In the Production environment, no new B/W machines had been introduced for several years, and even the Xerox DocuTech 135, which had been selling well since 1990, finally reached the end of its sales cycle. Xerox is filling that end of its line with single function printers. Toward the end of 1999, Canon, Gestetner, Konica, Ricoh, Savin, and Xerox announced Segment 5 and 6 digital copier/printers, which will start selling in significant numbers in 2000.
New color copier-based MFPs for Production, however, continue to be launched by Canon, Sharp, Toshiba, and Xerox, and sales there are growing well. There were fewer than 1,000 B/W Production units placed in 1999, and just over 4,000 color units.
About ten years ago, Canon and Sharp each produced fearfully expensive proprietary color fax machines, which were sold into a few vertical markets. In 1997, Brother introduced its own proprietary color fax system on its inkjet MFPs. Compared to the Canon and Sharp units, Brother’s were extremely reasonably priced, but again, users had to have matching systems on both ends of the fax connection.
Just over two years ago, the International Telecommunications Union (ITU), the body that sets communications standards, approved T.30e, a color fax standard. Fax vendors ignored the new standard, but in August of 1998, HP introduced the first compliant color fax product in a printer-based MFP. In October of 1999, CCSI also introduced a color fax compliant printer-based MFP. In December of 1999, Brother became the first with a T.30e compliant fax-based model.
During 2000, T.30e is rapidly becoming a popular item, not only on MFPs that print in color, but even on the new kind of machine that prints black but has a color scanner. The reasons that T.30e is moving toward “checklist” status is that it provides another easily understood feature, it costs virtually nothing to implement (once there is a color scanner,) and there are some valid applications and even a few identified vertical markets. CAP Ventures believes that T.30e will become a checklist item on all fax capable MFPs that have a color scanner, and will do so before the end of 2001.
Color in General
The trend for more color output continues, as we have reported before. Color is expected to enter a strong growth period in Workgroup environments as the cost of toner-based machines and RIPs (as well as cost per page) decline, and as the speed and paper handling of inkjet machines improves.
On the toner side, we expect both single-drum and four-drum models to become affordable for hallway locations. Despite the reduction in hardware prices, price related issues remain for Workgroup color:
· The cost per color page will limit user’s access to color printing on a corporate wide basis.
· The cost per black page on the color machine is too high to allow “the color machine” to become “the only machine”. CAP Ventures believes this is the key to dramatic growth of color in the corporate arena.

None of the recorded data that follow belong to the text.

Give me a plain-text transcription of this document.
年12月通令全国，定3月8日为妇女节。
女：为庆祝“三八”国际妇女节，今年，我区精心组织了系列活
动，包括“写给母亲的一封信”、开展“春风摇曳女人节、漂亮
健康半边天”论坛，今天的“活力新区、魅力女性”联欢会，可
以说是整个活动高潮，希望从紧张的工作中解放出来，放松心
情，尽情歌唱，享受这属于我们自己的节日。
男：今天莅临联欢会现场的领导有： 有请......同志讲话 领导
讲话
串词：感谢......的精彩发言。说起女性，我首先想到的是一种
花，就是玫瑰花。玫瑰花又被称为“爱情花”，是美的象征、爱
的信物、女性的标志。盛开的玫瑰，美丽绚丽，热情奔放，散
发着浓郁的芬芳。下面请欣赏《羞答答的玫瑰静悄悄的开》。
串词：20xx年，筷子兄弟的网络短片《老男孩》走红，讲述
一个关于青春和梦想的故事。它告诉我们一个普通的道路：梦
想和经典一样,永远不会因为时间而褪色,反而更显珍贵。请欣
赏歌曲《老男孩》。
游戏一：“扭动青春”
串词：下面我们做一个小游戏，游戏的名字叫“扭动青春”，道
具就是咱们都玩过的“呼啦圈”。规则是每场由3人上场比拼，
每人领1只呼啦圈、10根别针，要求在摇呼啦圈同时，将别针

As an aside, Xerox introduced a creative click price structure on its Document Centre Color Series 50 to address just this issue, and it is an important aspect differentiating the Series 50 from Xerox' almost identical DocuColor 12, which targets the graphic arts and print for pay areas. We believe other vendors will follow this trend to set the pricing of black and white output on color machines to be equal to black and white machines.
So as the price of acquisition declines and there is no penalty to make a black and white document on a color machine, color MFPs may they be copier-based, fax-based, or printer-based, will continue to grow at 40% compounded annually and offer tremendous after market opportunities in the convergence markets.